Exit light, enter night, take my hand — off to congratulate a Virginia high school marching band!
The Oakton High School Marching Cougars just won Metallica’s Inaugural Marching Band Contest, announced this past Sunday night on ESPN.
“It feels pretty awesome,” band director Jamie VanValkenburg told WTOP. “The kids are pumped; the community, school and band parents are really pumped. It was such a group effort to put it together that we’re all just ecstatic. Sunday night, one of my sectional instructors texted me a little after 9 [p.m.] and said, ‘Congrats on winning the Metallica completion,’ and I texted back, ‘Wait, what? Did we win?’ … It hasn’t [set in yet]. I’m still processing it.”

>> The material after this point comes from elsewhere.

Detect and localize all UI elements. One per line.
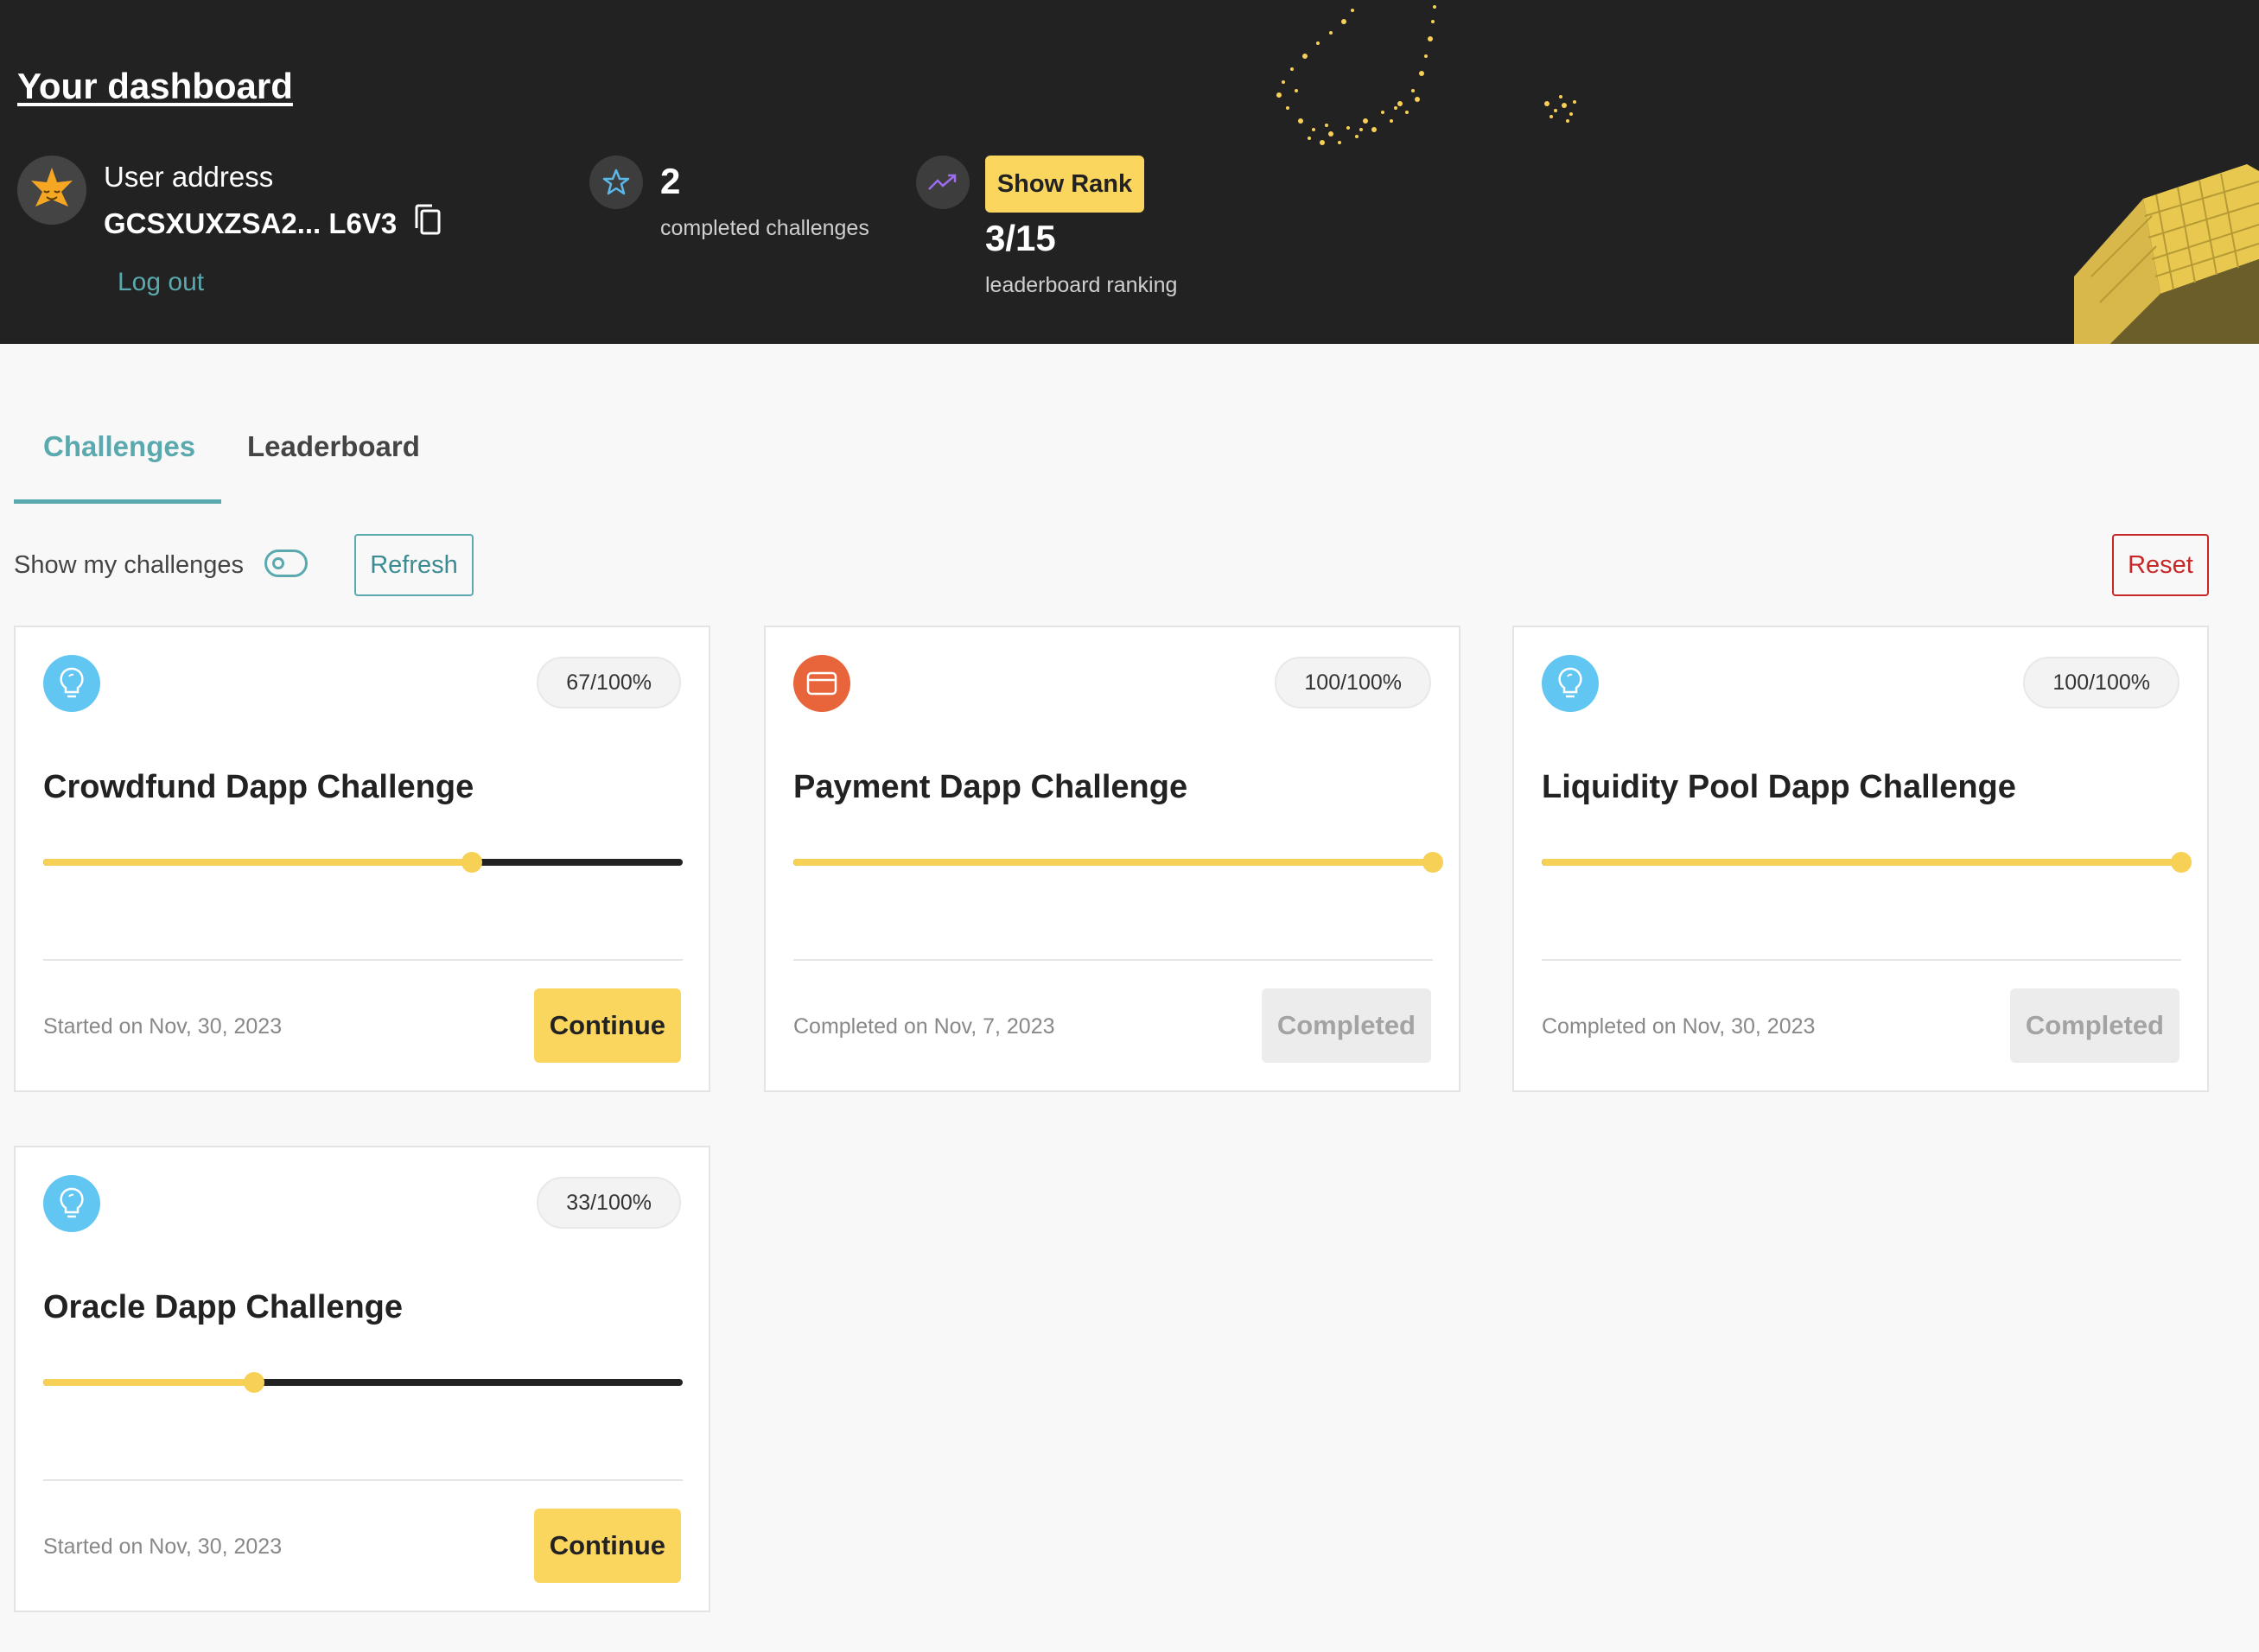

More than 450 high schools and colleges across the U.S. joined when the contest was announced in April of last year.
“In the spring, we had not determined our marching theme for the fall yet … I was on social media and happened to see the announcement,” VanValkenburg said. “I’m a huge Metallica fan. I grew up at the perfect time to experience the band. They launched in 1981, so I was in middle school when the album ‘And Justice For All’ came out. I recall MTV played the song ‘One’ practically on a loop. … So I thought, ‘Why don’t we enter the competition?'”
So, he and his music arranger Kent Baker created a Metallica-themed performance called “Parade to Black.”
“We tried to recreate the feeling of being at a Metallica concert,” VanValkenburg said. “To create the feeling of a stage, we had fake light poles like an outdoor concert and we moved the sideline percussion onto the field. … It’s difficult to adapt heavy metal to a marching show. … Kent put together a great medley: ‘The Unforgiven,’ ‘For Whom the Bell Tolls,’ ‘Turn the Page.’ … The closer was ‘Enter Sandman’ and ‘The Memory Remains.'”
After football season, they filmed the routine and submitted the video by the Nov. 17 deadline.
“We decided to not do it at a football game so we could control the crowd noise and perform it more than once in case we needed to do another take,” VanValkenburg said. “After marching season was over, we reserved our stadium on a Tuesday night and we had one camera set up in the press box and we had parents with other cameras for close-ups on soloists, features, and we hired an audio engineer to come make a professional audio recording.”
In December, Metallica announced that Oakton High School was chosen as one of five finalists in the small-band category (under 75 members). Overall, there were three high school categories and two collegiate categories.
“I got a text from another teacher here at Oakton who is a former band parent at another high school who loves marching bands and she congratulated me for being a finalist,” VanValkenburg said. “The next day, the way I revealed it to the kids was I just put it up on the screen on the smart board as they were coming in. Then, with my phone I filmed their reactions when they read that we were finalists. It was great. The jaws dropping was epic.”
The winner was announced this past Sunday, meaning the school will earn $15,000 worth of band equipment.
“It’s a big deal for our band and community,” VanValkenburg said. “I have great students, they want to be good, they’re willing to work hard. … I have great band parents that are super helpful. I’m fortunate to work in a performing arts department where we are all good at what we do. … There’s a bit of irony here: the founder of Napster went to Oakton High School — and Metallica was one of the bands that sued Napster over piracy!”